Imola, il Ciofs ha festeggiato vent’anni di formazione professionale

Imola
  • 09 febbraio 2026

Vent’anni di formazione sul territorio. E’ la storia imolese del Ciofs Fp, il Centro italiano opere femminili salesiane per la formazione professionale, una realtà che dal 2005 opera stabilmente sul territorio imolese. Un percorso iniziato nella storica sede al Sante Zennaro dal 1974 come Ecap Emilia-Romagna, ente di emanazione Cgil attivo, divenuto appunto Ciofs Fp, ente salesiano all’inizio degli anni Duemila, mantenendo saldi i valori educativi e rafforzando il proprio ruolo di riferimento per giovani, adulti e famiglie. Un passaggio che sulla carta poteva risultare complesso e difficoltoso ma che, come è stato sottolineato a più voci nella giornata celebrativa di sabato, è avvenuto invece in maniera naturale, essendo le due realtà succedutesi e il personale educativo di riferimento coinvolto accomunati dall’obiettivo di mettere al centro le persone, e i giovani in particolare. Alla giornata del ventennale erano presenti gli artefici diretti e indiretti di quel passaggio: il consigliere regionale Fabrizio Castellari, all’epoca vicesindaco di Imola, Vincenzo Colla, vicepresidente della Regione e allora responsabile dell’organizzazione della Cgil regionale che ha inviato il suo contributo, Massimo Peron direttore della sede nazionale Ciofs Fp, Andrea Biondi dell’associazione regionale di cui Ciofs Emilia-Romagna, Gianna Gambetti, storica direttrice dell’ente oggi anche assessora alla Scuola di Imola.

Oggi l’ente di formazione professionale conta 11 classi per 212 studenti iscritti fra giovani e adulti.
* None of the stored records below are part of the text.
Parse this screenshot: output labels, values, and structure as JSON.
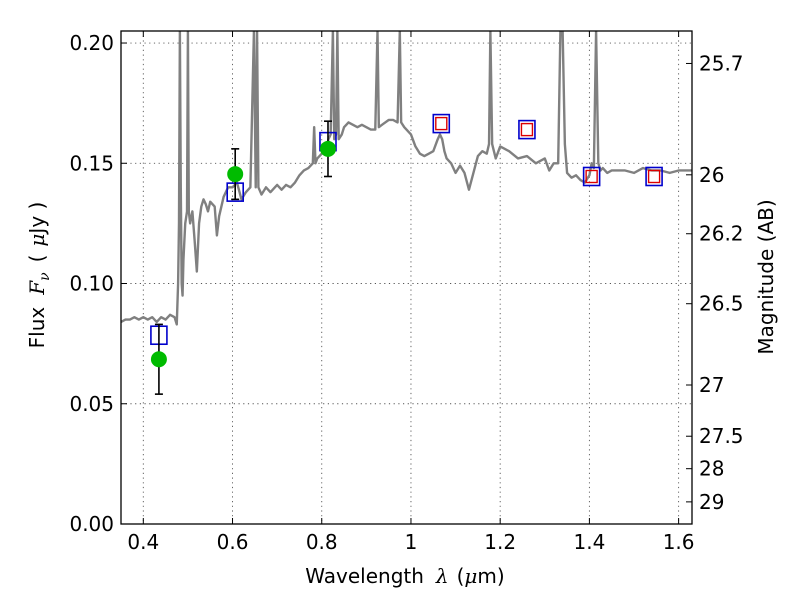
{
  "chart_data": {
    "type": "scatter",
    "title": "",
    "xlabel": {
      "prefix": "Wavelength",
      "symbol": "λ",
      "unit_open": "(",
      "unit_mu": "μ",
      "unit_rest": "m)"
    },
    "ylabel": {
      "prefix": "Flux",
      "symbol": "F",
      "sub": "ν",
      "unit_open": "(",
      "unit_mu": "μ",
      "unit_rest": "Jy )"
    },
    "ylabel_right": "Magnitude (AB)",
    "xlim": [
      0.35,
      1.63
    ],
    "ylim": [
      0.0,
      0.205
    ],
    "grid": true,
    "grid_style": "dotted",
    "xticks": [
      0.4,
      0.6,
      0.8,
      1.0,
      1.2,
      1.4,
      1.6
    ],
    "xtick_labels": [
      "0.4",
      "0.6",
      "0.8",
      "1",
      "1.2",
      "1.4",
      "1.6"
    ],
    "yticks": [
      0.0,
      0.05,
      0.1,
      0.15,
      0.2
    ],
    "ytick_labels": [
      "0.00",
      "0.05",
      "0.10",
      "0.15",
      "0.20"
    ],
    "right_ticks": [
      {
        "label": "25.7",
        "flux": 0.1915
      },
      {
        "label": "26",
        "flux": 0.1452
      },
      {
        "label": "26.2",
        "flux": 0.1207
      },
      {
        "label": "26.5",
        "flux": 0.0916
      },
      {
        "label": "27",
        "flux": 0.0578
      },
      {
        "label": "27.5",
        "flux": 0.0365
      },
      {
        "label": "28",
        "flux": 0.023
      },
      {
        "label": "29",
        "flux": 0.0092
      }
    ],
    "colors": {
      "sed": "#808080",
      "observed": "#00bb00",
      "model_box": "#0000cc",
      "upper_box": "#dd0000",
      "errorbar": "#000000",
      "grid": "#555555"
    },
    "series": [
      {
        "kind": "observed",
        "points": [
          {
            "x": 0.435,
            "y": 0.0685,
            "yerr": 0.0145
          },
          {
            "x": 0.606,
            "y": 0.1455,
            "yerr": 0.0105
          },
          {
            "x": 0.814,
            "y": 0.156,
            "yerr": 0.0115
          }
        ]
      },
      {
        "kind": "model",
        "points": [
          {
            "x": 0.435,
            "y": 0.0785
          },
          {
            "x": 0.606,
            "y": 0.138
          },
          {
            "x": 0.814,
            "y": 0.159
          },
          {
            "x": 1.068,
            "y": 0.1665
          },
          {
            "x": 1.26,
            "y": 0.164
          },
          {
            "x": 1.405,
            "y": 0.1445
          },
          {
            "x": 1.545,
            "y": 0.1445
          }
        ]
      },
      {
        "kind": "model_inner",
        "points": [
          {
            "x": 1.068,
            "y": 0.1665
          },
          {
            "x": 1.26,
            "y": 0.164
          },
          {
            "x": 1.405,
            "y": 0.1445
          },
          {
            "x": 1.545,
            "y": 0.1445
          }
        ]
      },
      {
        "kind": "sed",
        "points": [
          [
            0.35,
            0.084
          ],
          [
            0.36,
            0.085
          ],
          [
            0.37,
            0.085
          ],
          [
            0.38,
            0.086
          ],
          [
            0.39,
            0.085
          ],
          [
            0.4,
            0.086
          ],
          [
            0.41,
            0.085
          ],
          [
            0.42,
            0.086
          ],
          [
            0.43,
            0.084
          ],
          [
            0.44,
            0.086
          ],
          [
            0.45,
            0.085
          ],
          [
            0.46,
            0.087
          ],
          [
            0.47,
            0.086
          ],
          [
            0.475,
            0.083
          ],
          [
            0.478,
            0.1
          ],
          [
            0.48,
            0.125
          ],
          [
            0.482,
            0.205
          ],
          [
            0.484,
            0.14
          ],
          [
            0.486,
            0.1
          ],
          [
            0.488,
            0.095
          ],
          [
            0.49,
            0.11
          ],
          [
            0.494,
            0.125
          ],
          [
            0.498,
            0.13
          ],
          [
            0.5,
            0.205
          ],
          [
            0.502,
            0.13
          ],
          [
            0.505,
            0.125
          ],
          [
            0.51,
            0.13
          ],
          [
            0.515,
            0.118
          ],
          [
            0.52,
            0.105
          ],
          [
            0.525,
            0.125
          ],
          [
            0.53,
            0.132
          ],
          [
            0.535,
            0.135
          ],
          [
            0.54,
            0.133
          ],
          [
            0.545,
            0.13
          ],
          [
            0.55,
            0.134
          ],
          [
            0.56,
            0.132
          ],
          [
            0.565,
            0.12
          ],
          [
            0.57,
            0.128
          ],
          [
            0.58,
            0.136
          ],
          [
            0.59,
            0.14
          ],
          [
            0.6,
            0.14
          ],
          [
            0.61,
            0.142
          ],
          [
            0.62,
            0.135
          ],
          [
            0.63,
            0.138
          ],
          [
            0.64,
            0.14
          ],
          [
            0.648,
            0.205
          ],
          [
            0.652,
            0.14
          ],
          [
            0.655,
            0.205
          ],
          [
            0.658,
            0.14
          ],
          [
            0.665,
            0.137
          ],
          [
            0.675,
            0.14
          ],
          [
            0.685,
            0.138
          ],
          [
            0.695,
            0.14
          ],
          [
            0.7,
            0.141
          ],
          [
            0.71,
            0.139
          ],
          [
            0.72,
            0.141
          ],
          [
            0.73,
            0.14
          ],
          [
            0.74,
            0.142
          ],
          [
            0.75,
            0.145
          ],
          [
            0.76,
            0.147
          ],
          [
            0.77,
            0.148
          ],
          [
            0.78,
            0.15
          ],
          [
            0.783,
            0.165
          ],
          [
            0.786,
            0.15
          ],
          [
            0.79,
            0.152
          ],
          [
            0.8,
            0.154
          ],
          [
            0.81,
            0.155
          ],
          [
            0.815,
            0.16
          ],
          [
            0.82,
            0.162
          ],
          [
            0.825,
            0.205
          ],
          [
            0.828,
            0.16
          ],
          [
            0.832,
            0.162
          ],
          [
            0.835,
            0.205
          ],
          [
            0.838,
            0.16
          ],
          [
            0.845,
            0.162
          ],
          [
            0.85,
            0.165
          ],
          [
            0.86,
            0.167
          ],
          [
            0.87,
            0.166
          ],
          [
            0.88,
            0.165
          ],
          [
            0.89,
            0.166
          ],
          [
            0.9,
            0.165
          ],
          [
            0.91,
            0.164
          ],
          [
            0.92,
            0.164
          ],
          [
            0.925,
            0.205
          ],
          [
            0.928,
            0.165
          ],
          [
            0.935,
            0.166
          ],
          [
            0.95,
            0.168
          ],
          [
            0.96,
            0.168
          ],
          [
            0.97,
            0.167
          ],
          [
            0.975,
            0.205
          ],
          [
            0.978,
            0.167
          ],
          [
            0.985,
            0.165
          ],
          [
            1.0,
            0.162
          ],
          [
            1.01,
            0.157
          ],
          [
            1.02,
            0.154
          ],
          [
            1.03,
            0.153
          ],
          [
            1.04,
            0.154
          ],
          [
            1.05,
            0.155
          ],
          [
            1.06,
            0.16
          ],
          [
            1.065,
            0.162
          ],
          [
            1.07,
            0.16
          ],
          [
            1.075,
            0.155
          ],
          [
            1.08,
            0.152
          ],
          [
            1.09,
            0.15
          ],
          [
            1.1,
            0.146
          ],
          [
            1.11,
            0.149
          ],
          [
            1.12,
            0.146
          ],
          [
            1.13,
            0.139
          ],
          [
            1.14,
            0.146
          ],
          [
            1.15,
            0.153
          ],
          [
            1.16,
            0.155
          ],
          [
            1.17,
            0.154
          ],
          [
            1.175,
            0.158
          ],
          [
            1.178,
            0.205
          ],
          [
            1.182,
            0.158
          ],
          [
            1.19,
            0.152
          ],
          [
            1.2,
            0.157
          ],
          [
            1.21,
            0.156
          ],
          [
            1.22,
            0.155
          ],
          [
            1.24,
            0.152
          ],
          [
            1.26,
            0.153
          ],
          [
            1.28,
            0.15
          ],
          [
            1.3,
            0.152
          ],
          [
            1.31,
            0.147
          ],
          [
            1.32,
            0.15
          ],
          [
            1.33,
            0.15
          ],
          [
            1.335,
            0.205
          ],
          [
            1.34,
            0.205
          ],
          [
            1.345,
            0.158
          ],
          [
            1.35,
            0.146
          ],
          [
            1.36,
            0.144
          ],
          [
            1.37,
            0.145
          ],
          [
            1.38,
            0.143
          ],
          [
            1.39,
            0.142
          ],
          [
            1.4,
            0.145
          ],
          [
            1.405,
            0.15
          ],
          [
            1.41,
            0.148
          ],
          [
            1.415,
            0.205
          ],
          [
            1.42,
            0.15
          ],
          [
            1.425,
            0.147
          ],
          [
            1.43,
            0.148
          ],
          [
            1.44,
            0.146
          ],
          [
            1.45,
            0.147
          ],
          [
            1.46,
            0.147
          ],
          [
            1.48,
            0.147
          ],
          [
            1.5,
            0.146
          ],
          [
            1.52,
            0.148
          ],
          [
            1.54,
            0.147
          ],
          [
            1.56,
            0.147
          ],
          [
            1.58,
            0.146
          ],
          [
            1.6,
            0.147
          ],
          [
            1.63,
            0.147
          ]
        ]
      }
    ]
  }
}
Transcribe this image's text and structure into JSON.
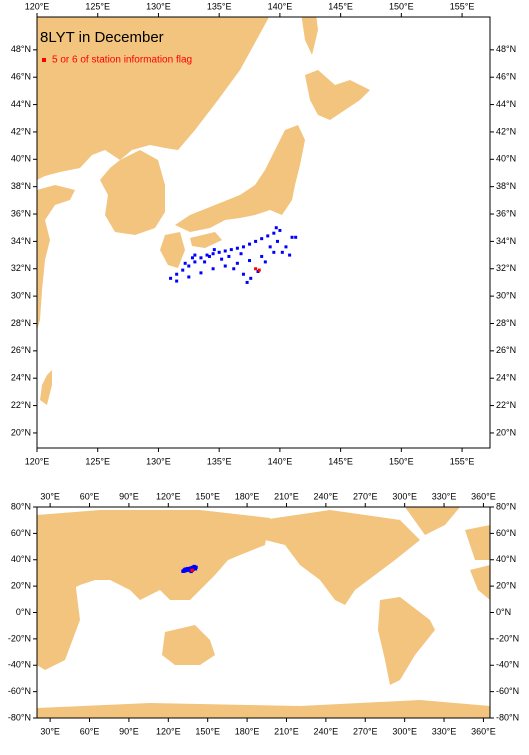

«Il Ciofs Fp di Imola, al traguardo dei suoi primi 20 anni, raccoglie un’eredità preziosa di attenzione alla formazione dei giovani che su questo territorio ha radici più antiche - ha detto Fabrizio Castellari, ricordando che la Regione sostiene l’istruzione e la formazione professionale con risorse dedicate e investendo fondi europei per 70 milioni di euro all’anno -. Nel corso degli anni, il Ciofs Fp ha rappresentato un ponte concreto tra sistema educativo, tessuto produttivo e comunità locale, rispondendo ai bisogni di un mercato del lavoro in continua trasformazione e dedicando particolare attenzione anche alle persone più fragili e a contrastare l’abbandono scolastico. Orientamento, aggiornamento delle competenze e dialogo costante con le imprese hanno reso la sede imolese un nodo significativo della rete socio-educativa del Circondario. Ringrazio tutti coloro che in questi 20 anni si sono adoperati per costruire futuro promuovendo formazione, inclusione e sviluppo del territorio. Ringrazio gli insegnanti per il loro servizio prezioso e le famiglie che hanno creduto con i loro figli in questo bellissimo progetto. Ringrazio i partner che hanno sostenuto e accompagnato il Ciofs in questi 20 anni, oltre 370. Sottolineo il valore che ha avuto nel contrasto alla dispersione scolastica e nell’opportunità offerta a molte migliaia di giovani, con una formazione finalizzata all’accesso al lavoro per costruire il loro futuro». Il radicamento sul territorio, quello del Ciofs Fp imolese, è stato sottolineato sia dal sindaco Marco Panieri che dal vescovo Giovanni Mosciatti che hanno riconosciuto la valenza del lavoro educativo svolto sul campo, con la formazione al passo con i tempi, ma anche al di fuori, con la partecipazione dei ragazzi alla vita della comunità locale, ad esempio con la presenza a diversi eventi benefici.